阪神、中日、広島などでコーチを歴任し、第2回WBCで日本代表のコーチとして大会連覇に貢献した高代延博さんが9日に食道胃…

 阪神、中日、広島などでコーチを歴任し、第2回WBCで日本代表のコーチとして大会連覇に貢献した高代延博さんが9日に食道胃接合部がんのため死去した。奈良県出身。71歳だった。

 高代さんは23年1月から関西六大学野球の大経大監督に就任したが、同年4月末にがんに罹患(りかん)していることが判明。本人の意志で公にはせず、野球部の監督を務めながら、闘病生活を続けてきた。

 24年秋に大きな手術を受け、今年は軽いノックができるほど回復。「やっぱり野球は楽しいわ」とうれしそうに話してた。しかし、今年9月末に症状が悪化。大経大監督として籍を残したまま、帰らぬ人となった。

 高代さんは智弁学園から法大、東芝を経て1978年度ドラフト1位で日本ハムに入団。1年目の1979年から遊撃のレギュラーに定着し、新人としては初のダイヤモンドグラブ賞(現ゴールデン・グラブ賞)を受賞。2年目は遊撃部門のベストナインに輝いた。

 長くショートのレギュラーとして活躍したが、1989年に法大の先輩である山本浩二氏が監督に就任した広島へ移籍。同年限りで現役を引退した。

 1990年からは広島で9年間、コーチを務めた。1999年以降は中日、日本ハム、ロッテと渡り歩き、2004年からは中日に復帰し、落合博満監督の下で5年間、コーチを務めた。

 2009年は第2回WBCの日本代表の内野守備走塁コーチ。三塁ベースコーチも担当し、原辰徳監督の下で大会2連覇に貢献した。

 2010年は韓国・ハンファでコーチを務め、2011年からはオリックスで岡田彰布監督の下、2年間ヘッドコーチを担った。

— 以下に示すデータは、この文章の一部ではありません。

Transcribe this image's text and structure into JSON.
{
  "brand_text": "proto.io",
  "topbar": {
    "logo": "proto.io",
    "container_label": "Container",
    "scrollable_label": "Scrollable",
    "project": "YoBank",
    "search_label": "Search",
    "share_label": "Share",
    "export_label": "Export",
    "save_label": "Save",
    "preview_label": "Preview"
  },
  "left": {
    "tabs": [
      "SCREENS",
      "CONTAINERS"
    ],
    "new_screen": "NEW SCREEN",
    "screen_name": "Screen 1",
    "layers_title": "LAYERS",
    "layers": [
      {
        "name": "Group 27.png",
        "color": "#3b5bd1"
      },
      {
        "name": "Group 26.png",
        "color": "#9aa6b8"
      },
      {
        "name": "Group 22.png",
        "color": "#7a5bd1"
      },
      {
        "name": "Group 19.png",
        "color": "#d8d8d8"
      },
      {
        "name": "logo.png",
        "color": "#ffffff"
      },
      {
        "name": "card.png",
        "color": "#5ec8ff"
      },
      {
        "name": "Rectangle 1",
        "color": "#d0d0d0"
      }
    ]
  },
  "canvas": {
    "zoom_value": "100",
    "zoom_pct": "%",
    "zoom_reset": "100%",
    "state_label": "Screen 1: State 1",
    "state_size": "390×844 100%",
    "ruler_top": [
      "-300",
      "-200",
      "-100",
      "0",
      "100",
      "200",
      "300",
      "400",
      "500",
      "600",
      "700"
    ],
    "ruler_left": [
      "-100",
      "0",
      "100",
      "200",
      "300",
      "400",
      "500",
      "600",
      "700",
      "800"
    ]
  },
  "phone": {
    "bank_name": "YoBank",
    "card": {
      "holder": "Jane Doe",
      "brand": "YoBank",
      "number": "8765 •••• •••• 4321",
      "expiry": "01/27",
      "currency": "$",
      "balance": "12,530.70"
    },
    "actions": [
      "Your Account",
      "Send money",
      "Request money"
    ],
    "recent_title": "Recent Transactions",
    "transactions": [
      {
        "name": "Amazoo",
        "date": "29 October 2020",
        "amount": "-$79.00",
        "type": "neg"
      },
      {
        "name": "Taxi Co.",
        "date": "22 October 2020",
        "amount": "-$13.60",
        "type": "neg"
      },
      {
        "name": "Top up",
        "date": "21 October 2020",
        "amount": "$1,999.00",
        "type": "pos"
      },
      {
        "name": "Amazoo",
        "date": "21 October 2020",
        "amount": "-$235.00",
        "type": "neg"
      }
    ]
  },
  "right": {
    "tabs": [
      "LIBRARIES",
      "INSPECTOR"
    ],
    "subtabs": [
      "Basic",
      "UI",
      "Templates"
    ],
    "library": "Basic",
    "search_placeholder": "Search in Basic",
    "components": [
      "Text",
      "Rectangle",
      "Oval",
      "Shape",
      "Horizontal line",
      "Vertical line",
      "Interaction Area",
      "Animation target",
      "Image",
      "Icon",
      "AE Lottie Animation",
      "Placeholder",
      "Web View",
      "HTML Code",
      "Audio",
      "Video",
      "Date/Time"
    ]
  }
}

 2013年は第3回WBCの日本代表コーチ。2014年からは7年間、阪神に在籍。教え子である金本監督の下でヘッドコーチも務めた。

 現役では11年間。コーチとしては阪神を2020年に退任するまで2度の日本代表、NPB6球団、韓国1球団で31年間。計42年間もユニホームを着続けた。

 中日では星野監督、落合監督時代にリーグ優勝に貢献し、岡田監督も能力を評価するなど、名参謀として多くの指揮官を支えた。三塁ベースコーチとしては判断力に優れており、小柄な体を目いっぱい使って大きく腕を回し、多くの名シーンを生んだ。

 また、ノックの名手としても知られ、厳しい指導でも知られた。広島のコーチ時代には金本知憲、中日のコーチ時代には福留孝介、井端弘和、荒木雅博ら多くの多くの名選手を育てた。金本氏は「広島時代に自分に大きな影響を与えてくれた3人」として、三村敏之さん、山本一義さんとともに、高代さんの名前を挙げている。

 2021年からはデイリースポーツでウェブ評論家を務めながら、アマ野球の指導にも携わった。23年1月からは関西六大学野球の大経大の監督に就任。同年4月末に食道がんが発覚後、2年半を超える闘病生活を送ったが、天国へ旅立った。